When banks aren’t busy bashing their customers, they’re quite keen on bashing themselves. Take Standard Chartered. Once a candidate for the title of world’s best bank – it increased profits and dividends throughout the financial crisis – it then fell into a familiar trap. Its bosses started to believe their own hype, while a complacent corps of non-executive directors failed to notice the wheels slowly falling off.

Now the bank and its shareholders are reaping the whirlwind as new chief executive Bill Winters battles to right a ship that isn’t quite sinking, but certainly listing.

Standard Chartered has just reported its first quarterly loss in 15 years. Expectations had been reduced, but the City consensus was for a profit of just over £900m – a clear sign of just how bad things have got.

The hallowed dividend has also been suspended as Mr Winters grapples with multiple challenges, not least from the regulatory authorities over its systems and controls and involvement in sanctions busting, among other things.
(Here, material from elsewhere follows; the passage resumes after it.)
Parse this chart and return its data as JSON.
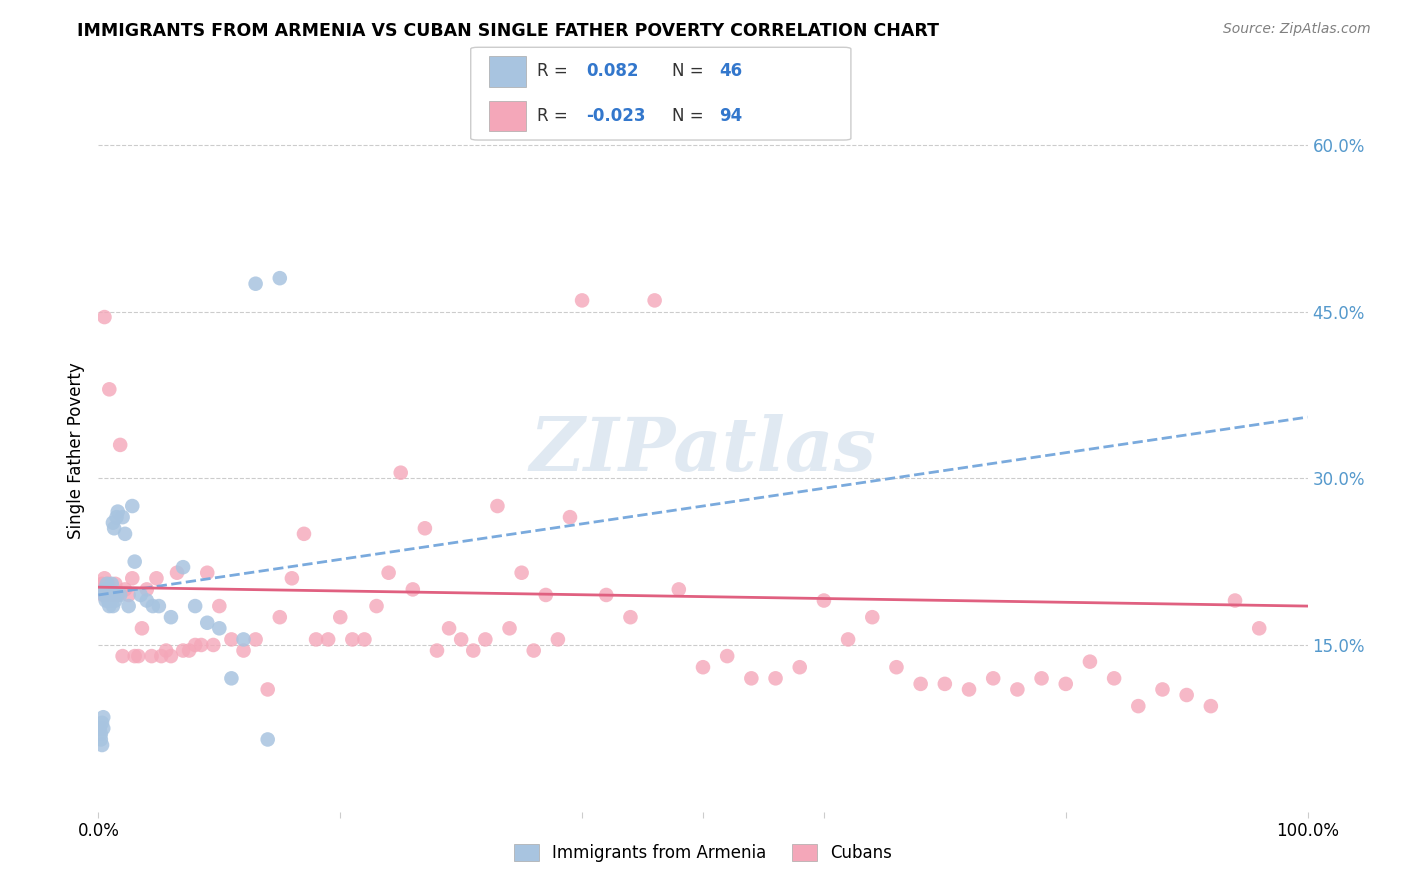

There are also writedowns, bad bets and bad lending to businesses in places like China and India, and the possibility of worse to come. As a result, 15,000 jobs will go globally and the bank will batten down the hatches, improve its risk controls and compliance functions, and pivot towards wealth management and retail banking.

Shareholders will take their share of the pain through a £3.3bn rights issue. It could have been worse. It might still be.

But it’s no more than they deserve. They were, for too long, content to sit back and cheer from the sidelines as the board members they employed patted themselves on the back, and composed eulogies to former chief executive Peter Sands.

You might think they’d have learnt a valuable lesson about the virtues of engagement, scrutiny and scepticism. But I wouldn’t be too hopeful of that.